PDA

View Full Version : Creating an ActionScript parser...



IQAndreas
December 20th, 2009, 05:38 PM
I always said I was going to do it, and now I finally will.

Just something small for a little project I had in mind. There are a few hinders I'm not sure how efficient they will be, but I'll ask those questions when I get there if I can't get past them.


My first question is, has this ever been done before? Are there any already existing AS3 interpreters written in AS3? Are there any interpreters written in other languages that perhaps have a development guide or thoughts on what to keep in mind to avoid as much rewriting as possible?

wvxvw
December 20th, 2009, 06:17 PM
d.Eval - although, they aren't open-source.
poonyScript - well, it's not AS3, it's another VB-like language written in AS3. (they aren't opensource either).
There are sources of ASC in the Adobe repository :) That's open-source and even documented! (somewhat).
HaXe templates may achieve similar purposes, not very robust though...
Ah, and there is JSC - that's not precisely AS3, but it compiles ECMAScript-like languages, so, may be useful too.

Is it OK to ask why do you need this?

IQAndreas
December 20th, 2009, 08:23 PM
Is it OK to ask why do you need this?
For teaching ActionScript. :)

I want users to be able to have an area where on the right they see a list of available classes for this lesson, the name of stage items, helper functions, or whatever they need at that time. On the left side they have a textField where they type in the ActionScript and hit "Run" to test the code, and they can see their creation. Then they are encouraged to mess around with the code a bit and see if they get different results.

It doesn't need speed or performance, just a way to visually and quickly let them see the change in results by what they change in the code.

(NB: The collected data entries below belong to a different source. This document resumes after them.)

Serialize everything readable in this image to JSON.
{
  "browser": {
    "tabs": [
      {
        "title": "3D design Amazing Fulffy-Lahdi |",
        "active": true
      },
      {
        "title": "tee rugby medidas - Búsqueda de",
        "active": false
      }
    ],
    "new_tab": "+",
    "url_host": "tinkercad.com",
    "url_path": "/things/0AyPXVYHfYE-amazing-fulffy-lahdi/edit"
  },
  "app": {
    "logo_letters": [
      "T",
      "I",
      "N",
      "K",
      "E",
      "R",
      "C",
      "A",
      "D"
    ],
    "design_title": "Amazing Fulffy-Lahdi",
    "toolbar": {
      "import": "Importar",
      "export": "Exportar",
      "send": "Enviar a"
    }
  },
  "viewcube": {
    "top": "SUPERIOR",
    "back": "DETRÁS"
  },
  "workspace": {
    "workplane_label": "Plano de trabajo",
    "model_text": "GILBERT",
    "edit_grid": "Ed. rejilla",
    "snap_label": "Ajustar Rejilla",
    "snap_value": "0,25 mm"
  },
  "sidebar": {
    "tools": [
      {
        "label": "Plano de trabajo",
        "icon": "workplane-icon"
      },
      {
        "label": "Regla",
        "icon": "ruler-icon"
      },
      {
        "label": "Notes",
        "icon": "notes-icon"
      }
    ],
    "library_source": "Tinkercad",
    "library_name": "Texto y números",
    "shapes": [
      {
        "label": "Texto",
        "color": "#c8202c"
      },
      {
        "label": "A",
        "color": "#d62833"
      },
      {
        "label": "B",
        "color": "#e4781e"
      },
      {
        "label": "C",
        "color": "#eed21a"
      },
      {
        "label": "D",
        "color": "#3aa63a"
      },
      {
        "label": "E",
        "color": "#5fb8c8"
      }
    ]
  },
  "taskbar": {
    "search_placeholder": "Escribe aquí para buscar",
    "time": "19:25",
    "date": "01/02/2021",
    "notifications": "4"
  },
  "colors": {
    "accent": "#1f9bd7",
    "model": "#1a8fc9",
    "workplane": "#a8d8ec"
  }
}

Also, in addition to just having TextFields with code, some code they will only be able to change values in, like little "fill in the blank" areas or drop down lists or numeric steppers on prewritten code. Just some way to teach them to look at code as individual bits and pieces that all contribute a little in their own way.

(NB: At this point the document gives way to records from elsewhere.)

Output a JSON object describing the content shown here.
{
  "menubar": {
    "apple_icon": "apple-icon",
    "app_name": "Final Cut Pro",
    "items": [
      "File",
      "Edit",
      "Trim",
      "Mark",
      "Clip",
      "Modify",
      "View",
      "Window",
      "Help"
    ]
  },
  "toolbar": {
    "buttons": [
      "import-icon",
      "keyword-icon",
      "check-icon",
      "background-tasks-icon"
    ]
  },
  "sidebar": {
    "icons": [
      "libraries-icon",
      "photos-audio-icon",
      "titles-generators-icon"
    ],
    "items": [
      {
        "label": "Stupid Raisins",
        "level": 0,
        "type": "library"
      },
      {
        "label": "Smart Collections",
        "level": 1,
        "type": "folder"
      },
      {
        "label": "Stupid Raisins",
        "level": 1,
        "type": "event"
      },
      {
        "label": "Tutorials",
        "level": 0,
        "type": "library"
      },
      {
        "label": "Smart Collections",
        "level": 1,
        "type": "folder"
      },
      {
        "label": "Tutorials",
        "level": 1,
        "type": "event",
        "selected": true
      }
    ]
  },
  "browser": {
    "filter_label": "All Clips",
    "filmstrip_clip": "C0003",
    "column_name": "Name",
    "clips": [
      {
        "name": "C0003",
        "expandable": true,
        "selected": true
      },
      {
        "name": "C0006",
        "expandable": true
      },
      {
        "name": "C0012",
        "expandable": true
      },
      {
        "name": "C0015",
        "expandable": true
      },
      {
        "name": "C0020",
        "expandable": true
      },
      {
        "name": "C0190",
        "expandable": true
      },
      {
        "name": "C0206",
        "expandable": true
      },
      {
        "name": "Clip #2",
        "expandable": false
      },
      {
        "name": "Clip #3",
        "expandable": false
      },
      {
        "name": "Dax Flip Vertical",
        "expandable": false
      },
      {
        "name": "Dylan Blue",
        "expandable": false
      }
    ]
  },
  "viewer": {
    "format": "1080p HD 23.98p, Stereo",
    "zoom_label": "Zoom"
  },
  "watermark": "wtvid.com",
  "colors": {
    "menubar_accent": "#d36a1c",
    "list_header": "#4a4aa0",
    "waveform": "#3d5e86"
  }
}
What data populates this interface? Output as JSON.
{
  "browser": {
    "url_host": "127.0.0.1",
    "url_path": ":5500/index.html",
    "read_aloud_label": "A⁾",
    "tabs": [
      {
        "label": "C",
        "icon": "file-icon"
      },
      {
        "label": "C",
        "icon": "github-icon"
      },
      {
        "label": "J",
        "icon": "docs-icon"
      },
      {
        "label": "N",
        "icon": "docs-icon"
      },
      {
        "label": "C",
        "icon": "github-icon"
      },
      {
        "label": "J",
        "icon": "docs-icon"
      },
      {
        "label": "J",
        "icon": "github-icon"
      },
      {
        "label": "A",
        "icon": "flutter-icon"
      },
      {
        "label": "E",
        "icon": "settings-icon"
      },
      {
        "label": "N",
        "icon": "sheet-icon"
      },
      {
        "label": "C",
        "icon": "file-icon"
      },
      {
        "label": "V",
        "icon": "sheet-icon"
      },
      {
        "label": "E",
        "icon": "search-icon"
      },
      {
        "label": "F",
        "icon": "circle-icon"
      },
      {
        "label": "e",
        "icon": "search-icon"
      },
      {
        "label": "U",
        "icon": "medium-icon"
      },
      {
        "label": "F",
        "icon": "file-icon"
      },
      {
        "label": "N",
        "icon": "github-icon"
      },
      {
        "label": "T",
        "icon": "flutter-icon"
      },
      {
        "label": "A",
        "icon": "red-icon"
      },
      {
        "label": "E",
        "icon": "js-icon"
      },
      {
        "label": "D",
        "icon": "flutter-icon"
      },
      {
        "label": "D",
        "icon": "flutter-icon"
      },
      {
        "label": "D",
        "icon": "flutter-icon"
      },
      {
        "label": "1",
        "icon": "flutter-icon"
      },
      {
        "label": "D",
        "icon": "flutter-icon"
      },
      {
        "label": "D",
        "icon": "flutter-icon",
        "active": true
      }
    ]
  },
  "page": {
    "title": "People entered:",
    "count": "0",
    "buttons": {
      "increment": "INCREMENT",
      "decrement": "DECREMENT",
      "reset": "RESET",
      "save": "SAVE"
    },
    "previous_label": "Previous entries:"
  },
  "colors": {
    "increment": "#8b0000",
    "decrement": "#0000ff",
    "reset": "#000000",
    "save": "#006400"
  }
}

I'm hoping to finally release several interactive ActionScript tutorials as well as release a framework to allow others to write tutorials.


It shouldn't be too difficult. I just need to be able to pick out and separate variables from functions and properties and relay those commands to whatever Class they refer to.

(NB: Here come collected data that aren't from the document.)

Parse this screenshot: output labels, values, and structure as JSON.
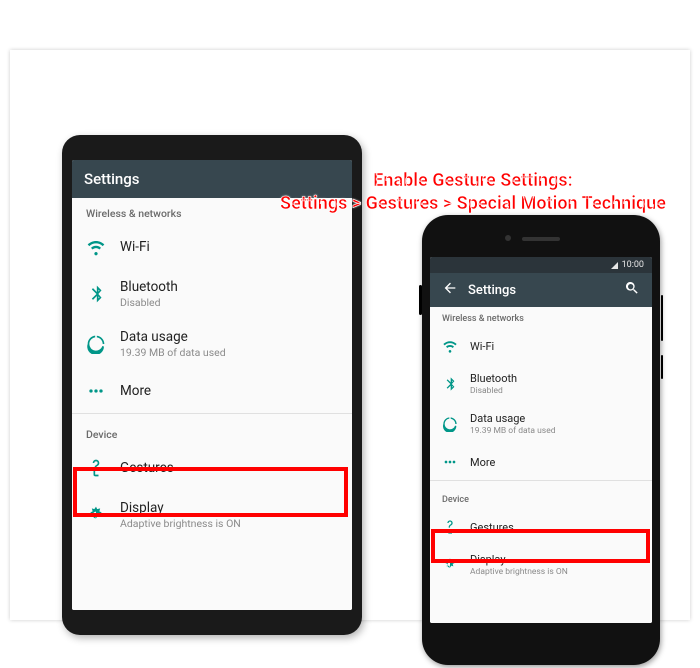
{
  "annotation": {
    "line1": "Enable Gesture Settings:",
    "line2": "Settings > Gestures > Special Motion Technique"
  },
  "tablet": {
    "appbar": {
      "title": "Settings"
    },
    "sections": {
      "wireless_header": "Wireless & networks",
      "device_header": "Device"
    },
    "rows": {
      "wifi": "Wi-Fi",
      "bluetooth": "Bluetooth",
      "bluetooth_sub": "Disabled",
      "data_usage": "Data usage",
      "data_usage_sub": "19.39 MB of data used",
      "more": "More",
      "gestures": "Gestures",
      "display": "Display",
      "display_sub": "Adaptive brightness is ON"
    }
  },
  "phone": {
    "statusbar_time": "10:00",
    "appbar": {
      "title": "Settings"
    },
    "sections": {
      "wireless_header": "Wireless & networks",
      "device_header": "Device"
    },
    "rows": {
      "wifi": "Wi-Fi",
      "bluetooth": "Bluetooth",
      "bluetooth_sub": "Disabled",
      "data_usage": "Data usage",
      "data_usage_sub": "19.39 MB of data used",
      "more": "More",
      "gestures": "Gestures",
      "display": "Display",
      "display_sub": "Adaptive brightness is ON"
    }
  }
}
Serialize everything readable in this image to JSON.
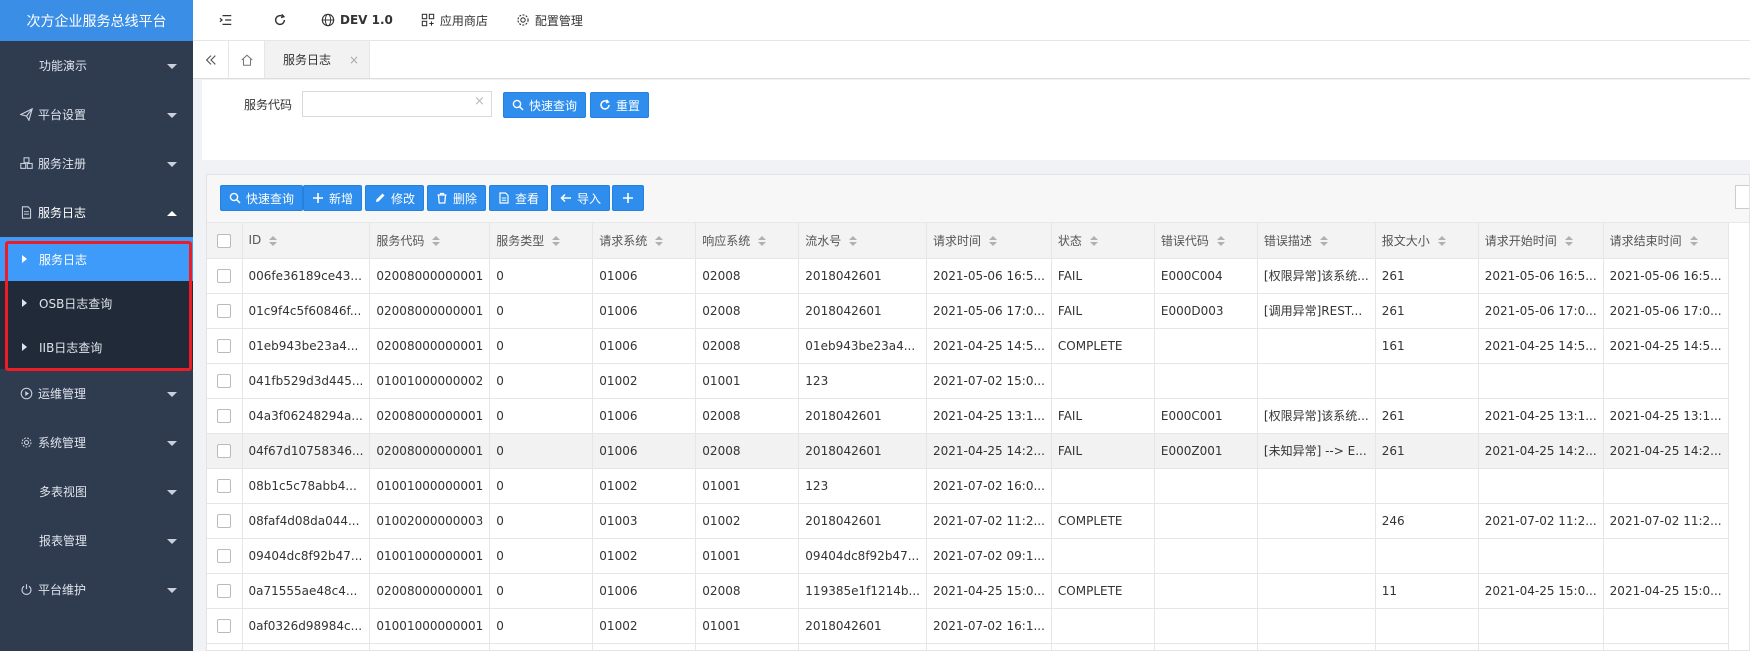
{
  "app": {
    "title": "次方企业服务总线平台"
  },
  "topbar": {
    "env_label": "DEV 1.0",
    "app_store_label": "应用商店",
    "config_label": "配置管理"
  },
  "sidebar": {
    "items": [
      {
        "label": "功能演示",
        "icon": "none"
      },
      {
        "label": "平台设置",
        "icon": "paper-plane-icon"
      },
      {
        "label": "服务注册",
        "icon": "cubes-icon"
      },
      {
        "label": "服务日志",
        "icon": "document-icon",
        "expanded": true
      }
    ],
    "sub_items": [
      {
        "label": "服务日志",
        "active": true
      },
      {
        "label": "OSB日志查询"
      },
      {
        "label": "IIB日志查询"
      }
    ],
    "items_after": [
      {
        "label": "运维管理",
        "icon": "play-circle-icon"
      },
      {
        "label": "系统管理",
        "icon": "gear-icon"
      },
      {
        "label": "多表视图",
        "icon": "none"
      },
      {
        "label": "报表管理",
        "icon": "none"
      },
      {
        "label": "平台维护",
        "icon": "power-icon"
      }
    ]
  },
  "tabs": [
    {
      "label": "服务日志"
    }
  ],
  "search": {
    "label": "服务代码",
    "value": "",
    "clear_icon": "×",
    "query_button": "快速查询",
    "reset_button": "重置"
  },
  "toolbar": {
    "query": "快速查询",
    "add": "新增",
    "edit": "修改",
    "delete": "删除",
    "view": "查看",
    "import": "导入"
  },
  "table": {
    "columns": [
      "ID",
      "服务代码",
      "服务类型",
      "请求系统",
      "响应系统",
      "流水号",
      "请求时间",
      "状态",
      "错误代码",
      "错误描述",
      "报文大小",
      "请求开始时间",
      "请求结束时间"
    ],
    "rows": [
      [
        "006fe36189ce43...",
        "02008000000001",
        "0",
        "01006",
        "02008",
        "2018042601",
        "2021-05-06 16:5...",
        "FAIL",
        "E000C004",
        "[权限异常]该系统...",
        "261",
        "2021-05-06 16:5...",
        "2021-05-06 16:5..."
      ],
      [
        "01c9f4c5f60846f...",
        "02008000000001",
        "0",
        "01006",
        "02008",
        "2018042601",
        "2021-05-06 17:0...",
        "FAIL",
        "E000D003",
        "[调用异常]REST...",
        "261",
        "2021-05-06 17:0...",
        "2021-05-06 17:0..."
      ],
      [
        "01eb943be23a4...",
        "02008000000001",
        "0",
        "01006",
        "02008",
        "01eb943be23a4...",
        "2021-04-25 14:5...",
        "COMPLETE",
        "",
        "",
        "161",
        "2021-04-25 14:5...",
        "2021-04-25 14:5..."
      ],
      [
        "041fb529d3d445...",
        "01001000000002",
        "0",
        "01002",
        "01001",
        "123",
        "2021-07-02 15:0...",
        "",
        "",
        "",
        "",
        "",
        ""
      ],
      [
        "04a3f06248294a...",
        "02008000000001",
        "0",
        "01006",
        "02008",
        "2018042601",
        "2021-04-25 13:1...",
        "FAIL",
        "E000C001",
        "[权限异常]该系统...",
        "261",
        "2021-04-25 13:1...",
        "2021-04-25 13:1..."
      ],
      [
        "04f67d10758346...",
        "02008000000001",
        "0",
        "01006",
        "02008",
        "2018042601",
        "2021-04-25 14:2...",
        "FAIL",
        "E000Z001",
        "[未知异常] --> E...",
        "261",
        "2021-04-25 14:2...",
        "2021-04-25 14:2..."
      ],
      [
        "08b1c5c78abb4...",
        "01001000000001",
        "0",
        "01002",
        "01001",
        "123",
        "2021-07-02 16:0...",
        "",
        "",
        "",
        "",
        "",
        ""
      ],
      [
        "08faf4d08da044...",
        "01002000000003",
        "0",
        "01003",
        "01002",
        "2018042601",
        "2021-07-02 11:2...",
        "COMPLETE",
        "",
        "",
        "246",
        "2021-07-02 11:2...",
        "2021-07-02 11:2..."
      ],
      [
        "09404dc8f92b47...",
        "01001000000001",
        "0",
        "01002",
        "01001",
        "09404dc8f92b47...",
        "2021-07-02 09:1...",
        "",
        "",
        "",
        "",
        "",
        ""
      ],
      [
        "0a71555ae48c4...",
        "02008000000001",
        "0",
        "01006",
        "02008",
        "119385e1f1214b...",
        "2021-04-25 15:0...",
        "COMPLETE",
        "",
        "",
        "11",
        "2021-04-25 15:0...",
        "2021-04-25 15:0..."
      ],
      [
        "0af0326d98984c...",
        "01001000000001",
        "0",
        "01002",
        "01001",
        "2018042601",
        "2021-07-02 16:1...",
        "",
        "",
        "",
        "",
        "",
        ""
      ]
    ]
  },
  "colors": {
    "sidebar_bg": "#2f3c50",
    "logo_bg": "#3a8ee6",
    "active_item": "#3e9bfa",
    "button_blue": "#2e8ded",
    "highlight_red": "#ee1c24"
  }
}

The biggest problem I can think of is if there are errors in the code. Preferably, the error messages should be similar to the ones given by Flash. The problem is also tracking down which line is giving the error, since many errors may not be noticeable until several lines down, primarily "bracket errors". Perhaps it would simplify alot if, as opposed to Flash, all lines are REQUIRED to end with a semicolon.

Ugh... I'll just worry about that part when I get there... [/2am babble]

TheCanadian
December 21st, 2009, 01:25 AM
Start learning regex.

wvxvw
December 21st, 2009, 04:05 AM
Considering the lexer only:
http://code.google.com/p/e4xu/source/browse/trunk/src/org/wvxvws/parsers/CodeParser.as
Here's something I've done some time ago... It has few annoying bugs + it cannot handle inline XMLs. The purpose was also somewhat different - it's creating colorized HTML text to display that in browser.

And this is basically the same thing:
http://code.google.com/p/e4xu/source/browse/#svn/trunk/src/sharp/ExportHTML
I've ported to C# and made it a FlashDevelop plugin... However, all the bugs and inability to parse inline XMLs is there too :)

And sorry to sound like a bore - but, RegExp will definitely help, but it alone won't solve it - AS3 has a very complex syntax in terms of parsing... To be honest, it has the most complex syntax of all languages that I know...

TheCanadian
December 21st, 2009, 04:20 AM
Well obviously there's more to it than a single regex but since compilers basically take a giant string and turn into something readable by the VM, I can't think of a better place to start than with parsing strings. I also can't think of a better way of parsing strings than regex.

Krilnon
December 21st, 2009, 01:59 PM
Regular expressions are typically only used for building scanners (or lexers, depending on who you ask). True regular expressions can't even capture a context-free grammar (and most programming languages are context-free) because they can only describe regular languages. Even though the so-called regular expressions in programming language libraries are usually more powerful than true regular expressions, the syntax doesn't really lend itself to describing programming language syntax in general.

But using regular expressions is definitely a great place to start because compilers usually start with the scanning!

TheCanadian
December 21st, 2009, 03:29 PM
I'm interested what you would do.

glosrfc
December 21st, 2009, 03:43 PM
My first question is, has this ever been done before?
http://wonderfl.net/
http://wonderfl.net/about

Krilnon
December 21st, 2009, 04:21 PM
I would use the extant ActionScript compiler that Adobe wrote in Java. If it had to be in AS3 for some reason, I would rewrite the entire compiler. IqAndreas said this is "just something small for a little project," but I don't think that it's feasible to write something "small" that still correctly parses ActionScript. Like wvxvw said, it's a big language.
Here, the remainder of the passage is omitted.